(spark) branch master updated: [SPARK-55385][CORE][SQL][FOLLOWUP] Rename preservesDistribution to preservesPartitionSizes

ruifengz Mon, 09 Feb 2026 16:05:38 -0800

This is an automated email from the ASF dual-hosted git repository.

ruifengz pushed a commit to branch master
in repository https://gitbox.apache.org/repos/asf/spark.git



The following commit(s) were added to refs/heads/master by this push:
     new deb09eec6176 [SPARK-55385][CORE][SQL][FOLLOWUP] Rename 
preservesDistribution to preservesPartitionSizes
deb09eec6176 is described below

commit deb09eec6176f921982efa50532d335ce2410a04
Author: Wenchen Fan <[email protected]>
AuthorDate: Tue Feb 10 08:05:12 2026 +0800

    [SPARK-55385][CORE][SQL][FOLLOWUP] Rename preservesDistribution to 
preservesPartitionSizes
    
    ### What changes were proposed in this pull request?
    
    This is a follow-up to #54169. Rename `preservesDistribution` to 
`preservesPartitionSizes` and `getAncestorWithSameDistribution` to 
`getAncestorWithSamePartitionSizes`.
    
    ### Why are the changes needed?
    
    The original name `preservesDistribution` is confusing because in Spark, 
"distribution" typically refers to how tuples are partitioned across cluster 
nodes (e.g., `HashPartitioning`, `ClusteredDistribution`).
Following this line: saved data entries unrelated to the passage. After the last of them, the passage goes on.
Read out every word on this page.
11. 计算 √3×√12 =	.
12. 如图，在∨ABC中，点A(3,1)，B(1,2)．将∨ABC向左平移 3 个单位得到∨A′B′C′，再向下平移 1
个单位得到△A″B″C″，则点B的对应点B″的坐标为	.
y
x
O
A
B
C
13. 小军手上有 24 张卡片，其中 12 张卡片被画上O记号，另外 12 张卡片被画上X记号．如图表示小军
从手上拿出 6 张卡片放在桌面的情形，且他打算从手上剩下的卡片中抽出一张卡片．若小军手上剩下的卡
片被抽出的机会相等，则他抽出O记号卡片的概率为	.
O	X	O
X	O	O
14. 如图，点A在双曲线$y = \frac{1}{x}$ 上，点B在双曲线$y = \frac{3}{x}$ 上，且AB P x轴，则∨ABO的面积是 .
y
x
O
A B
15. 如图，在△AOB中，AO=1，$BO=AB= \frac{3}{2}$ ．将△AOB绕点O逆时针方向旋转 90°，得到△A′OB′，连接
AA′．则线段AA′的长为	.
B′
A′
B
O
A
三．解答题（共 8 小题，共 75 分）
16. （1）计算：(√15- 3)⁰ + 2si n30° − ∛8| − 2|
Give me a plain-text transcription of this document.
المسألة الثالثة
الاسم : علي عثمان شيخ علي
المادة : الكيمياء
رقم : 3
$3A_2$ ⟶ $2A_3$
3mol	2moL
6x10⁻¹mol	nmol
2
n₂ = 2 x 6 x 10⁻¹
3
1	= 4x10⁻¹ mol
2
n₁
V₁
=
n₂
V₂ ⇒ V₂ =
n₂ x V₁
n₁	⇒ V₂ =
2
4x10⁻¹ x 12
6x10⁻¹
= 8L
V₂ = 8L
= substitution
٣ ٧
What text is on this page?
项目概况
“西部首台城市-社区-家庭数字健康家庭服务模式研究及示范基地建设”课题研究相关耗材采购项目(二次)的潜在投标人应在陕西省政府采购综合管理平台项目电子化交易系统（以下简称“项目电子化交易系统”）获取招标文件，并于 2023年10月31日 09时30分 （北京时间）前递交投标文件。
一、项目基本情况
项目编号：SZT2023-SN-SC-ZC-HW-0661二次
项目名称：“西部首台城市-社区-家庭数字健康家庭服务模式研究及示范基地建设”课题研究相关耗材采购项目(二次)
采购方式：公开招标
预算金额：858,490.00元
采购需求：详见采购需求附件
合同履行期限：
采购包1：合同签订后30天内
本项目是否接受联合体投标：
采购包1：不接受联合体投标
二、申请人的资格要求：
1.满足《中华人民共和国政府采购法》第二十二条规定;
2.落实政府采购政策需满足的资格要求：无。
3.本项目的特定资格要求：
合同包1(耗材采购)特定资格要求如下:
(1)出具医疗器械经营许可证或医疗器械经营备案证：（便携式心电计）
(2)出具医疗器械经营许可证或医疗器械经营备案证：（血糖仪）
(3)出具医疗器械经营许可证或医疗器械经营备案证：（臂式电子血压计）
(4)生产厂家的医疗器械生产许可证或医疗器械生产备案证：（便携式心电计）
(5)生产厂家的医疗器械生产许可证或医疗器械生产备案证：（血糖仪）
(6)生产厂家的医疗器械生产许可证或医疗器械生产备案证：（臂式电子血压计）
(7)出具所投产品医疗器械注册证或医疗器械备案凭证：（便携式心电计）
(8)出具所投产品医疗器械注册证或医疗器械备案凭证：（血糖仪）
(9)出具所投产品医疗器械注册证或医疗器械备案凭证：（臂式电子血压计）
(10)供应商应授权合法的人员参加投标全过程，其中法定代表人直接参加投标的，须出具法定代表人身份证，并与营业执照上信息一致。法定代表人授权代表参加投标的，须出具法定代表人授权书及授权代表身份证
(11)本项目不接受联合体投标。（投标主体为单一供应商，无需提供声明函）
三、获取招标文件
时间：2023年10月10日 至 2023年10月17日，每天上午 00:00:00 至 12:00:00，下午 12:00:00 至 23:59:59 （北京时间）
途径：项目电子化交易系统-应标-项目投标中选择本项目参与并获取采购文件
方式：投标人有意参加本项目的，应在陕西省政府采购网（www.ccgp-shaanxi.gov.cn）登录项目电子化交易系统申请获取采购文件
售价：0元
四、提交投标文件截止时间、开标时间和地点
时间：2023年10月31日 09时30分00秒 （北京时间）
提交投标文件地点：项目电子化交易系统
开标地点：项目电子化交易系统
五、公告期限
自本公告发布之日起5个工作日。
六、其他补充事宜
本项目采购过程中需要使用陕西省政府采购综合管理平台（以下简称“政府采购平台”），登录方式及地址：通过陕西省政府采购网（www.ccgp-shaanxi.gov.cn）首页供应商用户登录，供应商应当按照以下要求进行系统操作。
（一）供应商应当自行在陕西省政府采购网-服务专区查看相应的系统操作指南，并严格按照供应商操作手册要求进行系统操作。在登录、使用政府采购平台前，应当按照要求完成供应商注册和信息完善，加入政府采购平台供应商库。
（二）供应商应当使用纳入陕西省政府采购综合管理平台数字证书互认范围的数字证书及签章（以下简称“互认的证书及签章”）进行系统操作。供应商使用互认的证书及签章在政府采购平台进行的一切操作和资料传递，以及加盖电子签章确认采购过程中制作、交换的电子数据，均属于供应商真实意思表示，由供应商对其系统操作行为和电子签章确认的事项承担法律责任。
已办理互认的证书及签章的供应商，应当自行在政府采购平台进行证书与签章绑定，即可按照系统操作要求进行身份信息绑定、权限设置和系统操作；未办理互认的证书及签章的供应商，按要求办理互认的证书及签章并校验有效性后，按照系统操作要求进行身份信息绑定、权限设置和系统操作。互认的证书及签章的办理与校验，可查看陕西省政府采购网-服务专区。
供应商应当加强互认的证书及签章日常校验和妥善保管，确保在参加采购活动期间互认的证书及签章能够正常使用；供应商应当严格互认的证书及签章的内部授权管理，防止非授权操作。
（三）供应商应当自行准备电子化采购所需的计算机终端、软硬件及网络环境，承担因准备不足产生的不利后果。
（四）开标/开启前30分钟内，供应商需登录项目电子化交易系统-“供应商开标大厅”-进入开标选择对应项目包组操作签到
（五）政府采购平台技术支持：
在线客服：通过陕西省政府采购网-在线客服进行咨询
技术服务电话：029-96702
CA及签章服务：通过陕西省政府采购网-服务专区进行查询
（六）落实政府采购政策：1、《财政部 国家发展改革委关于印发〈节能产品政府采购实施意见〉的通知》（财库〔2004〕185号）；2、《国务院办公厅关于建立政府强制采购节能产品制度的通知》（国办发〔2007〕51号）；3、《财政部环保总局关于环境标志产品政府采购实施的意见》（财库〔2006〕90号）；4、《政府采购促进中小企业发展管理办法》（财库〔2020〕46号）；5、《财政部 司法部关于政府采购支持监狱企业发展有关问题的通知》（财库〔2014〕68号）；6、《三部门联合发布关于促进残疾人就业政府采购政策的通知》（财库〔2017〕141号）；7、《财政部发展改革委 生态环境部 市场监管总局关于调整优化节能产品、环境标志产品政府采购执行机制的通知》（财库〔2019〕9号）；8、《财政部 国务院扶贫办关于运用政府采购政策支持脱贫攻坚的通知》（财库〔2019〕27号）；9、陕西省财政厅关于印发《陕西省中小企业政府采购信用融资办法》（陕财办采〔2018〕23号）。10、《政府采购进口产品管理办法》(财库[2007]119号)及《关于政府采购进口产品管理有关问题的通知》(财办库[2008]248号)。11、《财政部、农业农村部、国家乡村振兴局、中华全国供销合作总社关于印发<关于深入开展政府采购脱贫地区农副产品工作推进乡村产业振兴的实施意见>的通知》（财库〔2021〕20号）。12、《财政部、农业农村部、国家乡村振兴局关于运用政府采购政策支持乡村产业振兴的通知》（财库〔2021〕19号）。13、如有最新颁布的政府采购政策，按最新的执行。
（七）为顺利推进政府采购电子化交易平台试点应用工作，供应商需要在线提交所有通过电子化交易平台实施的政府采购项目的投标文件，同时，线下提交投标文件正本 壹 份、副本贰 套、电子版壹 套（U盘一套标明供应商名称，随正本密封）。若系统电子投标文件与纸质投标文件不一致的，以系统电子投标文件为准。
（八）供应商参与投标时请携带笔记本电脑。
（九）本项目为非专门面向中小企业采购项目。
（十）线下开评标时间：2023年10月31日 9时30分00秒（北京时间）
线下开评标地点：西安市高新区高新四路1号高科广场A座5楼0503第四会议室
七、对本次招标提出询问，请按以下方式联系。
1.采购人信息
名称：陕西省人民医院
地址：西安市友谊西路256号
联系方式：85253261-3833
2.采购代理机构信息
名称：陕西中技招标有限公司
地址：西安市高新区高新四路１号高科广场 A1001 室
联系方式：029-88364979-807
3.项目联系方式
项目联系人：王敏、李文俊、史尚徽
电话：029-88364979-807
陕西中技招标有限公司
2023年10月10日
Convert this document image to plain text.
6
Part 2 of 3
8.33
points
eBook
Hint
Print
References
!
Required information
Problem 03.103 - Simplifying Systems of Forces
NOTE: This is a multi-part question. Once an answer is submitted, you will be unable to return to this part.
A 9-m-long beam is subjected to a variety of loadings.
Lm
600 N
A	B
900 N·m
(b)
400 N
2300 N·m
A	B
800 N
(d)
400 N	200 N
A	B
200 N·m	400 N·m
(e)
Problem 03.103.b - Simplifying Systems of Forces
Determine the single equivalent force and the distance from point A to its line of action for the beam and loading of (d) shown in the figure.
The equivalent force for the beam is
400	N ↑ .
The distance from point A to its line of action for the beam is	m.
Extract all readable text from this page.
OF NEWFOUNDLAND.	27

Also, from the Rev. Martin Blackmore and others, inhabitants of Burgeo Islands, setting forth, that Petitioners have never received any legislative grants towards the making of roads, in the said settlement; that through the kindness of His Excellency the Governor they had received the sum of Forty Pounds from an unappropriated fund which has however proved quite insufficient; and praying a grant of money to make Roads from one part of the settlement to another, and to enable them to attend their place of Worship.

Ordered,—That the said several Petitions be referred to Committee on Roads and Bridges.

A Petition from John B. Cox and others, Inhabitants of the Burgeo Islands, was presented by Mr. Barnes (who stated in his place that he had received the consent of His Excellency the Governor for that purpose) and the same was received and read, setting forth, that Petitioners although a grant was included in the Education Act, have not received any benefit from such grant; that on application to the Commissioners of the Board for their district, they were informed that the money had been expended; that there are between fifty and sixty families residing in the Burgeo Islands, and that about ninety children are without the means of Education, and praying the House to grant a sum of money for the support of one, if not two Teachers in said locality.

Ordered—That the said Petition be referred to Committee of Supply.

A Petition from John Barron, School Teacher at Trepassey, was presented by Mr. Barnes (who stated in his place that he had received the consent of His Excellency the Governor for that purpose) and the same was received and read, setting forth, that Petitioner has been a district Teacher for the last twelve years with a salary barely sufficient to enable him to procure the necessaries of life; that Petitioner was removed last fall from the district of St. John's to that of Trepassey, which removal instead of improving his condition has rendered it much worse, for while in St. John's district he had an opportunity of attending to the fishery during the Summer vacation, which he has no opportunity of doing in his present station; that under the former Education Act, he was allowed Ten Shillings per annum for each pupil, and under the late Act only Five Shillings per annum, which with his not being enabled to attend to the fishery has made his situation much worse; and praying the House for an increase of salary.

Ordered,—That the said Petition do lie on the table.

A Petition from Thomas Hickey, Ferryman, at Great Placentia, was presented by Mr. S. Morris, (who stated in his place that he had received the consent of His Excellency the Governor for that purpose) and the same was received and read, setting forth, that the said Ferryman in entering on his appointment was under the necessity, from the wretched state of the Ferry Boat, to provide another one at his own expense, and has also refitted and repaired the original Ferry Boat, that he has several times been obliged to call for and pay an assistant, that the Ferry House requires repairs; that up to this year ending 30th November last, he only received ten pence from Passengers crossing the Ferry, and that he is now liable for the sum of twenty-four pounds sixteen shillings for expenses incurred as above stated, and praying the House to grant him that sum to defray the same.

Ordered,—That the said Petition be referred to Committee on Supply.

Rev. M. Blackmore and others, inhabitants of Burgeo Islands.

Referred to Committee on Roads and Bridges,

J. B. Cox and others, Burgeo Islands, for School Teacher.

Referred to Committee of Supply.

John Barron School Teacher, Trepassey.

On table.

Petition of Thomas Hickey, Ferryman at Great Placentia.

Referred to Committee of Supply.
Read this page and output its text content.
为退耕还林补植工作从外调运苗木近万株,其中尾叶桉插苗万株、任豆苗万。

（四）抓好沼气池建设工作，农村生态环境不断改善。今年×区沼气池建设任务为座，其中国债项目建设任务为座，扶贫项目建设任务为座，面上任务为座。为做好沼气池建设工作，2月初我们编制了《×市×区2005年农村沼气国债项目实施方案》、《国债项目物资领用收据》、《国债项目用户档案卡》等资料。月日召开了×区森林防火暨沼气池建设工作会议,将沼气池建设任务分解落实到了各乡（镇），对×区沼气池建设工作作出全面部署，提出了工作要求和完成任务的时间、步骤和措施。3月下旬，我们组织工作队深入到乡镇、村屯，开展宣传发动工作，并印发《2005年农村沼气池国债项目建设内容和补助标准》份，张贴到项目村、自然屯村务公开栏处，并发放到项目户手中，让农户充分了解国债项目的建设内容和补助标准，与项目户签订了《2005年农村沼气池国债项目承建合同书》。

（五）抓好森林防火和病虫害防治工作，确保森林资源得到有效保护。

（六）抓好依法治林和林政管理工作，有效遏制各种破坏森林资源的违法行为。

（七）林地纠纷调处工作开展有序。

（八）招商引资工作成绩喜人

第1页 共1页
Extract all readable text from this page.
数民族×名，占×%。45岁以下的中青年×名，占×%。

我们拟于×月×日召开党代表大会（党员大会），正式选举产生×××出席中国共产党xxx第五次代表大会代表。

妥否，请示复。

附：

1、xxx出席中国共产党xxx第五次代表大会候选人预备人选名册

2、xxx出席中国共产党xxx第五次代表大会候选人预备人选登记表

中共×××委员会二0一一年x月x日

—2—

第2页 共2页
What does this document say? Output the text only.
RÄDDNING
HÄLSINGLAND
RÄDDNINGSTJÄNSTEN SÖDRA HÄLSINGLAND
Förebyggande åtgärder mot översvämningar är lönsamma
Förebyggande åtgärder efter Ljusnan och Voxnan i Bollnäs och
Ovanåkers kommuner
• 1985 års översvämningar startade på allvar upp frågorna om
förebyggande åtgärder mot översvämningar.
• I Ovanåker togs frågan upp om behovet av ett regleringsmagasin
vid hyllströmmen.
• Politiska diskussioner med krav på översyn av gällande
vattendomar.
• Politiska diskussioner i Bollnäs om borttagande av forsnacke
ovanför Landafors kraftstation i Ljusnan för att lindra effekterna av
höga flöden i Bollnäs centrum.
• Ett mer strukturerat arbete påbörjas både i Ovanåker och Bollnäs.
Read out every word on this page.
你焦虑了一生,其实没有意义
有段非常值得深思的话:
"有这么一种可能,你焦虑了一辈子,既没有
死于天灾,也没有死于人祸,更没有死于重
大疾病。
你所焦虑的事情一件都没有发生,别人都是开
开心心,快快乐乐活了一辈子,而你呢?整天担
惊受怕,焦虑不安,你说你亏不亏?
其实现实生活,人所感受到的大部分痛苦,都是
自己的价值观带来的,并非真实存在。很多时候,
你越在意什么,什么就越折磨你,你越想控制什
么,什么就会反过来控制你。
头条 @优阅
This field actually 
tracks whether the number of rows per partition is preserved (i.e., a 1:1 
element mapping like `map`), which is used to optimize `RDD.zipWithIndex`. The 
new name `preservesPartitionSizes` is more precise and avoids confusion with 
the nearby `preservesPartition [...]
    
    ### Does this PR introduce _any_ user-facing change?
    
    No
    
    ### How was this patch tested?
    
    Existing tests. This is a pure rename with no functional changes.
    
    ### Was this patch authored or co-authored using generative AI tooling?
    
    Generated-by: Cursor
    
    Closes #54226 from 
cloud-fan/followup-spark-55385-rename-preserves-distribution.
    
    Authored-by: Wenchen Fan <[email protected]>
    Signed-off-by: Ruifeng Zheng <[email protected]>
---
 .../scala/org/apache/spark/rdd/MapPartitionsRDD.scala  | 10 +++++-----
 .../spark/rdd/MapPartitionsWithEvaluatorRDD.scala      |  2 +-
 core/src/main/scala/org/apache/spark/rdd/RDD.scala     | 18 +++++++++---------
 .../org/apache/spark/rdd/ZippedWithIndexRDD.scala      | 12 ++++++------
 .../spark/sql/execution/basicPhysicalOperators.scala   |  4 ++--
 5 files changed, 23 insertions(+), 23 deletions(-)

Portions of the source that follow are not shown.